Elle pressa son corps contre le sien : « Votre Altesse, ça vous fait mal ? »
Yan Qingli se dégagea doucement, ne souhaitant pas qu'on la touche. Elle tendit la main et l'éloigna, refusant d'aborder le sujet, et lui tapota le dos
: «
Ça ne fait plus mal, tu vas bien maintenant, dors.
»
Qiu Lanxi fut déconcertée. Connaissant la magnanimité de Yan Qingli, elle se doutait que son interlocuteur ne pouvait être dégoûté par la beauté ou la laideur physique. Elle pinça les lèvres, mais ne put réprimer sa curiosité et demanda : « Comment avez-vous fait ? »
Yan Qingli marqua une pause avant de dire : « Lorsque l'Empereur Père était encore prince, il a rencontré un assassin, et j'ai pris un couteau pour le protéger. »
Elle adoptait rarement une mauvaise posture assise. Qiu Lanxi pensait que c'était par exigence envers elle-même, mais en réalité, c'était simplement le moment où elle était le plus détendue. Elle ne pouvait maintenir aucune autre posture longtemps sans ressentir une douleur sourde.
Qiu Lanxi comprit soudain pourquoi l'empereur Qinghe était si indulgent envers Yan Qingli. Outre son affection sincère pour elle, c'était aussi grâce à la « grâce salvatrice » de ce couteau.
Yan Qingli lui caressa les cheveux doux et demanda à voix basse : « As-tu eu peur ? »
Qiu Lanxi hésita un instant avant de réaliser que la cicatrice lui rappelait une scène sanglante. Son cœur s'adoucit et elle embrassa Yan Qingli : « Votre Altesse, j'ai été sur le champ de bataille et j'ai vu des choses terribles. Comment pourrais-je avoir peur ? »
Elle soupira doucement : « J'ai le cœur trop brisé pour même y penser. »
Chapitre 36
Qiu Lanxi a menti tant de fois, mais celui-ci était absolument vrai.
Elle se souvenait que Yan Qingli était encore toute jeune lorsque l'empereur Qinghe monta sur le trône, à peine plus de dix ans. Même si elle était précoce, elle n'avait sans doute pas réfléchi autant lorsqu'elle avait protégé l'empereur Qinghe du couteau.
Même aujourd'hui, les cicatrices sont encore terrifiantes à regarder ; elle a du mal à imaginer comment Yan Qingli a pu les endurer par le passé.
Pour Qiu Lanxi, c'était impensable. Bien que ses parents fussent tous deux des adeptes du don de soi, elle n'y avait jamais été sensible depuis son enfance. Jamais elle ne serait prête à donner sa vie pour autrui.

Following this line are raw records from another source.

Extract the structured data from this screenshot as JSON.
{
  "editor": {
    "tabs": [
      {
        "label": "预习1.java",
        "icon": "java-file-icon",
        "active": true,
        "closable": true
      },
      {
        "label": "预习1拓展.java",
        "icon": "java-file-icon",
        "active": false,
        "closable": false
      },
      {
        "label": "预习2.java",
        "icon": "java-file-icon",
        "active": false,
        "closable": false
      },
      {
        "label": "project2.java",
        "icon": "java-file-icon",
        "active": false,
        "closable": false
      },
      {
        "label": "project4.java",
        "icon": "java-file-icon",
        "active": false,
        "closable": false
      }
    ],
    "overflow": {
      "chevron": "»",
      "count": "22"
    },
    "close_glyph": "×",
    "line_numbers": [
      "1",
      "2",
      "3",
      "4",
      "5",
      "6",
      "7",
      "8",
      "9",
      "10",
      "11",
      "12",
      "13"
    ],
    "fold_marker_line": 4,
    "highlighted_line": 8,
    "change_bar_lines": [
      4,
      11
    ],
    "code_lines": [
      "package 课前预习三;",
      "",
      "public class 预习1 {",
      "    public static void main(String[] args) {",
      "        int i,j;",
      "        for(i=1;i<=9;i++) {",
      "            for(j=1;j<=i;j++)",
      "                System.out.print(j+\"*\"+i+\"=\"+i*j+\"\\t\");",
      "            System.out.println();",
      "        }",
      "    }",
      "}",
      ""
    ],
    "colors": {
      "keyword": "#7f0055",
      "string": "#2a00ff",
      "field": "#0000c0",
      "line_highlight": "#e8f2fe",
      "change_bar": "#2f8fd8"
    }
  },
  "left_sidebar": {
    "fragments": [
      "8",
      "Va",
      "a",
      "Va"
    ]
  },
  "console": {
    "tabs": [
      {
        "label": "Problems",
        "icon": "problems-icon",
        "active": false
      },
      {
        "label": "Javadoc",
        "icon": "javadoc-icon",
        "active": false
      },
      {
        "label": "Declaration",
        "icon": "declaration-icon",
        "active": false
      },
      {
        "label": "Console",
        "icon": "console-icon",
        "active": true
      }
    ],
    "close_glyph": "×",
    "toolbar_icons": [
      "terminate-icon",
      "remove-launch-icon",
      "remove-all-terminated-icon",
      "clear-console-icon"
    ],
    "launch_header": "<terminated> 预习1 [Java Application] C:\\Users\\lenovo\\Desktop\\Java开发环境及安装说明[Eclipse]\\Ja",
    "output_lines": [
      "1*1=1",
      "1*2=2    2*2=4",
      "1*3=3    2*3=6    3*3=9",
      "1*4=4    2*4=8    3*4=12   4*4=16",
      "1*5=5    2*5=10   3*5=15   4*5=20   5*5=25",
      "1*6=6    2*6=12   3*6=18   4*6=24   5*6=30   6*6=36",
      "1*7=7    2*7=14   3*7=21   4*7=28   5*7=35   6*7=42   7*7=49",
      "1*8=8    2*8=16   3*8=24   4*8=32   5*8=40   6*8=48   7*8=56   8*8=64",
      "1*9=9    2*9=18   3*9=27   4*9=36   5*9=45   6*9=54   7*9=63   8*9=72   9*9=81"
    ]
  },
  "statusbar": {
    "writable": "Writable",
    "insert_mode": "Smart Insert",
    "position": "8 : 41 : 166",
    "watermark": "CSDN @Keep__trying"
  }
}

Mais pour une raison inconnue, elle semblait toujours côtoyer des personnes qui étaient son exact opposé. Peut-être était-ce dû à ses parents. Dès son plus jeune âge, le cercle social de Qiu Lanxi était principalement composé de ce genre de personnes. Qu'ils soient bons ou mauvais élèves, presque tous étaient de ceux qui pouvaient agacer les adultes même en temps normal, mais qui savaient aussi mettre les autres à l'aise et les rendre fiers dans les moments importants.